On Monday March 8 Kodak announcedthat it would buy Heidelberg's 50% share of Nexpress LLC, and its wholly owned Heidelberg Digital LLC unit. Heidelberg will receive no cash up front, but it will receive up to $150 million in the first two years of an earnout that could last up to five years. Heidelberg has agreed not to compete in the Nexpress 2100 market.

Was it a mistake for these two companies to come together to develop the Nexpress? Is Heidelberg's sale to Kodak the right thing to do now? What does this mean for the customers of these two companies?

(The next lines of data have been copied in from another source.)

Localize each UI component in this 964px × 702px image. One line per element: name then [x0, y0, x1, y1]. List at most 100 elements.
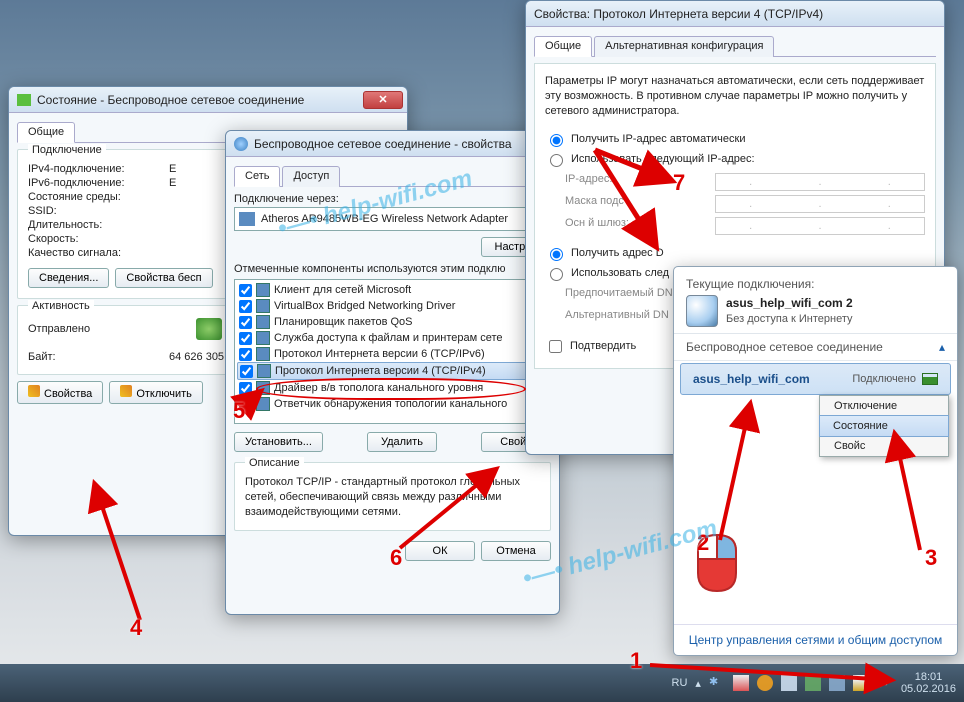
- component-checkbox[interactable]: [240, 365, 253, 378]
- tab-tcp-alt[interactable]: Альтернативная конфигурация: [594, 36, 774, 57]
- label-mask: Маска подс: [565, 195, 705, 213]
- adapter-titlebar[interactable]: Беспроводное сетевое соединение - свойст…: [226, 131, 559, 157]
- signal-icon: [922, 373, 938, 385]
- annot-2: 2: [697, 530, 709, 556]
- label-connect-via: Подключение через:: [234, 193, 551, 205]
- mask-field[interactable]: ...: [715, 195, 925, 213]
- group-description: Описание: [245, 457, 304, 469]
- group-activity: Активность: [28, 300, 94, 312]
- gateway-field[interactable]: ...: [715, 217, 925, 235]
- cancel-button[interactable]: Отмена: [481, 541, 551, 561]
- status-row-key: Состояние среды:: [28, 191, 163, 203]
- menu-status[interactable]: Состояние: [819, 415, 949, 437]
- close-button[interactable]: ✕: [363, 91, 403, 109]
- component-label: Протокол Интернета версии 4 (TCP/IPv4): [275, 365, 486, 377]
- flyout-section: Беспроводное сетевое соединение: [686, 340, 883, 354]
- flyout-ssid-state: Подключено: [852, 373, 916, 385]
- component-item[interactable]: Протокол Интернета версии 6 (TCP/IPv6): [237, 346, 548, 362]
- remove-button[interactable]: Удалить: [367, 432, 437, 452]
- lang-indicator[interactable]: RU: [672, 677, 688, 689]
- tray-chevron-icon[interactable]: ▴: [695, 677, 701, 690]
- network-flyout: Текущие подключения: asus_help_wifi_com …: [673, 266, 958, 656]
- sent-label: Отправлено: [28, 323, 90, 335]
- tab-general[interactable]: Общие: [17, 122, 75, 143]
- radio-manual-ip[interactable]: Использовать следующий IP-адрес:: [545, 149, 925, 169]
- component-checkbox[interactable]: [239, 332, 252, 345]
- component-item[interactable]: Клиент для сетей Microsoft: [237, 282, 548, 298]
- house-network-icon: [686, 295, 718, 327]
- tool-icon[interactable]: [805, 675, 821, 691]
- annot-1: 1: [630, 648, 642, 674]
- taskbar: RU ▴ ✱ 🔊 18:01 05.02.2016: [0, 664, 964, 702]
- adapter-props-window: Беспроводное сетевое соединение - свойст…: [225, 130, 560, 615]
- component-checkbox[interactable]: [239, 300, 252, 313]
- component-item[interactable]: Ответчик обнаружения топологии канальног…: [237, 396, 548, 412]
- wireless-props-button[interactable]: Свойства бесп: [115, 268, 212, 288]
- disconnect-button[interactable]: Отключить: [109, 381, 203, 404]
- tcp-intro: Параметры IP могут назначаться автоматич…: [545, 74, 925, 119]
- label-components: Отмеченные компоненты используются этим …: [234, 263, 551, 275]
- component-item[interactable]: Драйвер в/в тополога канального уровня: [237, 380, 548, 396]
- radio-auto-dns[interactable]: Получить адрес D: [545, 243, 925, 263]
- flyout-link-center[interactable]: Центр управления сетями и общим доступом: [674, 624, 957, 655]
- label-gateway: Осн й шлюз:: [565, 217, 705, 235]
- adapter-icon: [239, 212, 255, 226]
- group-connection: Подключение: [28, 144, 106, 156]
- bluetooth-icon[interactable]: ✱: [709, 675, 725, 691]
- menu-props[interactable]: Свойс: [820, 436, 948, 456]
- component-checkbox[interactable]: [239, 382, 252, 395]
- annot-6: 6: [390, 545, 402, 571]
- ip-field[interactable]: ...: [715, 173, 925, 191]
- details-button[interactable]: Сведения...: [28, 268, 109, 288]
- system-tray: RU ▴ ✱ 🔊 18:01 05.02.2016: [672, 671, 956, 695]
- component-label: Служба доступа к файлам и принтерам сете: [274, 332, 503, 344]
- bytes-label: Байт:: [28, 351, 163, 363]
- power-icon[interactable]: [781, 675, 797, 691]
- status-row-key: IPv6-подключение:: [28, 177, 163, 189]
- tab-access[interactable]: Доступ: [282, 166, 340, 187]
- ok-button[interactable]: ОК: [405, 541, 475, 561]
- tab-network[interactable]: Сеть: [234, 166, 280, 187]
- flag-icon[interactable]: [733, 675, 749, 691]
- component-icon: [256, 315, 270, 329]
- bytes-value: 64 626 305: [169, 351, 224, 363]
- context-menu: Отключение Состояние Свойс: [819, 395, 949, 457]
- volume-icon[interactable]: 🔊: [877, 675, 893, 691]
- menu-disconnect[interactable]: Отключение: [820, 396, 948, 416]
- chevron-up-icon[interactable]: ▴: [939, 340, 945, 354]
- network-tray-icon[interactable]: [853, 675, 869, 691]
- component-label: Клиент для сетей Microsoft: [274, 284, 411, 296]
- component-checkbox[interactable]: [239, 284, 252, 297]
- tcpip-titlebar[interactable]: Свойства: Протокол Интернета версии 4 (T…: [526, 1, 944, 27]
- component-item[interactable]: VirtualBox Bridged Networking Driver: [237, 298, 548, 314]
- install-button[interactable]: Установить...: [234, 432, 323, 452]
- status-row-key: SSID:: [28, 205, 163, 217]
- status-row-key: Качество сигнала:: [28, 247, 163, 259]
- status-title: Состояние - Беспроводное сетевое соедине…: [37, 93, 304, 107]
- component-icon: [256, 397, 270, 411]
- component-checkbox[interactable]: [239, 348, 252, 361]
- tab-tcp-general[interactable]: Общие: [534, 36, 592, 57]
- app-icon[interactable]: [829, 675, 845, 691]
- flyout-network-item[interactable]: asus_help_wifi_com Подключено: [680, 363, 951, 395]
- annot-4: 4: [130, 615, 142, 641]
- components-list[interactable]: Клиент для сетей Microsoft VirtualBox Bri…: [234, 279, 551, 424]
- component-icon: [256, 381, 270, 395]
- status-row-key: Длительность:: [28, 219, 163, 231]
- adapter-name: Atheros AR9485WB-EG Wireless Network Ada…: [261, 213, 508, 225]
- flyout-ssid: asus_help_wifi_com: [693, 372, 810, 386]
- taskbar-clock[interactable]: 18:01 05.02.2016: [901, 671, 956, 695]
- status-row-key: IPv4-подключение:: [28, 163, 163, 175]
- component-label: Ответчик обнаружения топологии канальног…: [274, 398, 507, 410]
- component-item[interactable]: Служба доступа к файлам и принтерам сете: [237, 330, 548, 346]
- properties-button[interactable]: Свойства: [17, 381, 103, 404]
- updates-icon[interactable]: [757, 675, 773, 691]
- component-checkbox[interactable]: [239, 316, 252, 329]
- status-titlebar[interactable]: Состояние - Беспроводное сетевое соедине…: [9, 87, 407, 113]
- shield-icon: [28, 385, 40, 397]
- component-item[interactable]: Протокол Интернета версии 4 (TCP/IPv4): [237, 362, 548, 380]
- shield-icon: [120, 385, 132, 397]
- component-item[interactable]: Планировщик пакетов QoS: [237, 314, 548, 330]
- radio-auto-ip[interactable]: Получить IP-адрес автоматически: [545, 129, 925, 149]
- flyout-heading: Текущие подключения:: [686, 277, 945, 291]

When the joint venture was announced in 1997, analysts' projections for growth in the digital color market were very optimistic. These projections proved to be inaccurate. Whether the shortfall is due to the recession, the events of September 11, 2001, or the wars in Afghanistan and Iraq is immaterial. This was an intelligent business decision based on the facts available at the time. In light of the events that have unfolded over the past seven years and the market conditions today, it's an intelligent decision for the companies to part ways now.

Great companies devote themselves to understanding their customers' needs and finding ways to address those needs by bringing new technologies and solutions to the market. As time passes and things change, the best companies adapt their strategies to the new environment and move on.

I started my career at IBM. IBM was originally a timeclock manufacturer. They evolved from timeclocks to mainframe computers. When personal computers came on the scene, IBM developed a line of PCs. IBM has continued to evolve since then, with a growing presence in software and services.

Kodak has an historic dependence on film. Film has been very good to Kodak, but times change. Kodak is in the process of reinventing itself. It has brought in strong new management to aggressively pursue the growing digital print market. This is good for the company, its customers and its investors.

The printing industry was built on the backs of entrepreneurs and managers who thought big and refused to listen to those who said they couldn't succeed. It was built by men and women who experienced failure and came back to succeed against all odds. Wayne Gretzky once said "You miss 100% of the shots you don't take." Setbacks such as this one are a part of the process of building a great company. It may be painful in the short run, but it is evidence of a company thinking big, trying new things, and then making adjustments when the unexpected happens.

I believe that both Kodak and Heidelberg's customers are better off as a result of this transaction. Both companies are reworking their strategic plans to fit the current environment. The process of trying new things and making adjustments is a healthy one for a business and its customers.